E non meglio se la passa la JPMorgan che, grazie al suo trader più spregiudicato, l’anglo-francese Bruno Iksil, soprannominato “Lo Squalo” ma meglio conosciuto nella City londinese come “Voldemort”, è riuscita a cumulare un passivo di 9 miliardi di euro facendo incetta di CDS e scommettendo compulsivamente sul default di Spagna e Italia e Grecia.
È bene sapere per pagare chi stiamo facendo i famosi “sacrifici” e perché le nostre tutele sociali vengono smantellate.

Poi, certo, una trattazione a parte meriterebbero i raiders della turbo-finanza… gli Oscuri Signori degli hedge funds, specialisti in “derivati” e prodotti finanziari… Ovvero, i famosi “speculatori senza volto” dei quali, a volerli cercare (e a riprova di un’idiozia diffusa come l’ignoranza), si conosce praticamente tutto:
Carl Icahn, signore e padrone della omonima Icahn Associates con un pacchetto da guerra di quasi 10 miliardi di dollari a disposizione per speculazioni selvagge, lo scorso anno ha guadagnato qualcosa come 2,5 miliardi di dollari, giocando coi CDS e scommettendo sul tracollo dell’euro.
James H. Simons, esperto matematico (meglio di Ricucci!) e fondatore della Renaissance Technology: 2,1 miliardi di dollari di ricavi personali.
Poi ci sono i mostri sacri della BRIDGEWATER che, con un portafoglio in assets per 122 miliardi di dollari, dispone di una potenza di fuoco praticamente illimitata.
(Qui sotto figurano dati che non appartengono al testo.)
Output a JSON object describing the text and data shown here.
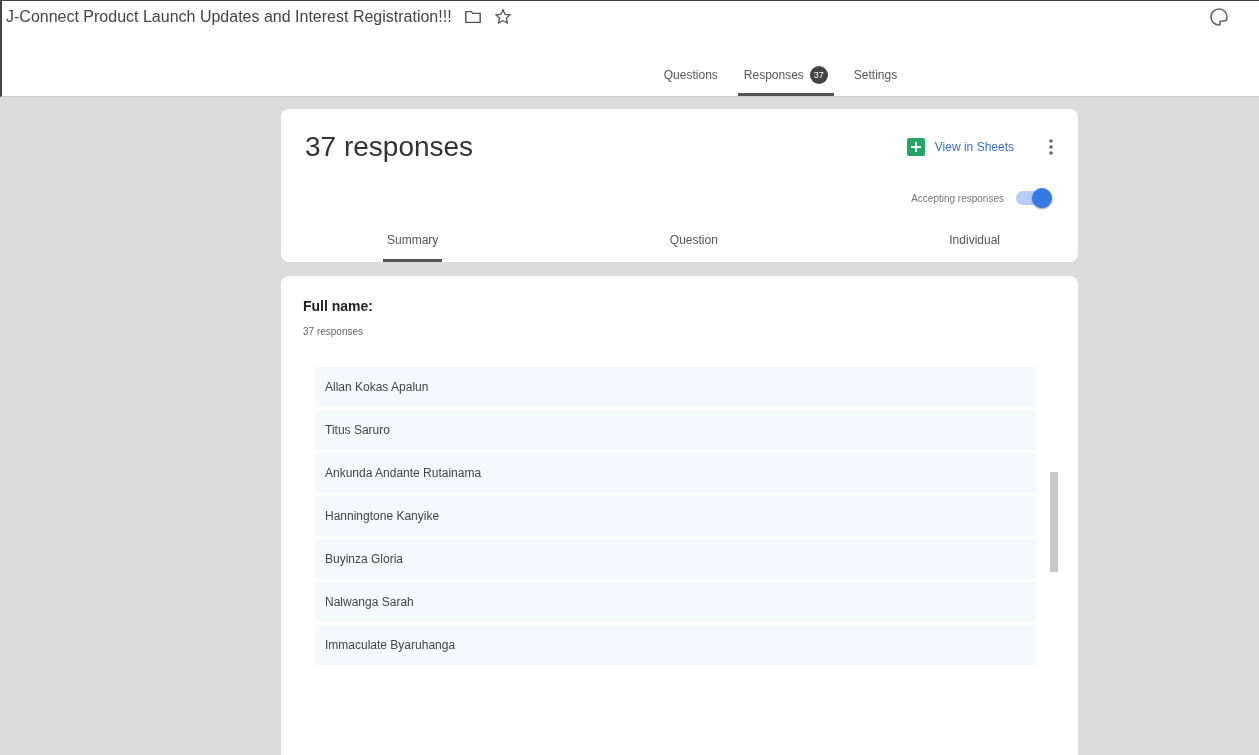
{
  "header": {
    "title": "J-Connect Product Launch Updates and Interest Registration!!!"
  },
  "tabs": [
    {
      "label": "Questions",
      "selected": false
    },
    {
      "label": "Responses",
      "selected": true,
      "badge": "37"
    },
    {
      "label": "Settings",
      "selected": false
    }
  ],
  "summary_card": {
    "title": "37 responses",
    "sheets_link": "View in Sheets",
    "accepting": {
      "label": "Accepting responses",
      "on": true
    },
    "view_tabs": [
      {
        "label": "Summary",
        "selected": true
      },
      {
        "label": "Question",
        "selected": false
      },
      {
        "label": "Individual",
        "selected": false
      }
    ]
  },
  "question": {
    "title": "Full name:",
    "count": "37 responses",
    "answers": [
      "Allan Kokas Apalun",
      "Titus Saruro",
      "Ankunda Andante Rutainama",
      "Hanningtone Kanyike",
      "Buyinza Gloria",
      "Nalwanga Sarah",
      "Immaculate Byaruhanga"
    ]
  }
}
«E non muoiono di fame neanche Ray Dalio, fondatore di Bridgewater Pure Apha (1,9 miliardi l’incasso personale 2011 e 72 miliardi di dollari il patrimonio gestito dalla sua società) e Stephen Schwarzman, il chief executive di Blackstone che si è messo in tasca 1,6 miliardi. Un po’ in sordina nell’anno scorso il mitico John Paulson, l’uomo che guadagnò 3,5 miliardi secchi speculando al ribasso con il suo Advantage Fund sui Cdo costruiti con i subprime all’inizio del 2008 (e 4,9 miliardi nel 2010 “ritagliandosi” profitti stavolta sulla ripresa statunitense), oppure il “filantropo” George Soros, l’uomo che sbancò la Bank of England (e la Banca d’Italia) nel 1992, settima persona più ricca d’America con 36 miliardi di fortuna personale. Soros si è preso una specie di anno sabbatico limitandosi a fare il guru sull’eurozona in pagatissime conferenze in giro per il mondo, senza trascurare naturalmente di sovrintendere alla gestione del suo Quantum Endowment Fund forte di 31,2 miliardi di dollari di asset under management al 31 dicembre 2011. Benvenuti nell’iperuranio degli hedge fund. Se siete scandalizzati per gli stipendi dei banchieri, qui entrate in un’altra dimensione. E’ vero che non ci sono azionisti di minoranza da tutelare, regole Sec o Consob da rispettare, codici morali e parametri etici cui attenersi, ma certo qui saltano tutti gli standard, tutti i paragoni con noi poveri stipendiati, qualunque riferimento al “capitale lavoro” o simile. In questo mondo ingovernabile si annidano gli speculatori che mandano sull’ottovolante i titoli europei: proprio il redivivo Paulson ha gelato tutti annunciando senza falsi pudori che stava giocando al ribasso sui titoli di Stato tedeschi nelle ore del vertice europeo di Bruxelles, giovedì notte, quando è emerso che la Merkel stava facendo qualche concessione. I tentativi di mettere ordine in questo funambolico settore sono sempre stati vani e poco significativi.»

 Eugenio Occorsio
 Affari e Finanza – (02/06/2012)
 Articolo completo QUI.

Sono questi gli scogli contro cui si infrangono i ruttini del fiscal compact e della spending review, con gli statarelli europei in ordine sparso e senza coordinamento, ed i nein della Germania che per il solo fatto di essere stata finora graziata dagli squali della finanza  si illude di condurre i giochi e scampare all’ecatombe, imponendo sacrifici umani al Minotauro della finanza nel labirinto osceno dei “mercati”…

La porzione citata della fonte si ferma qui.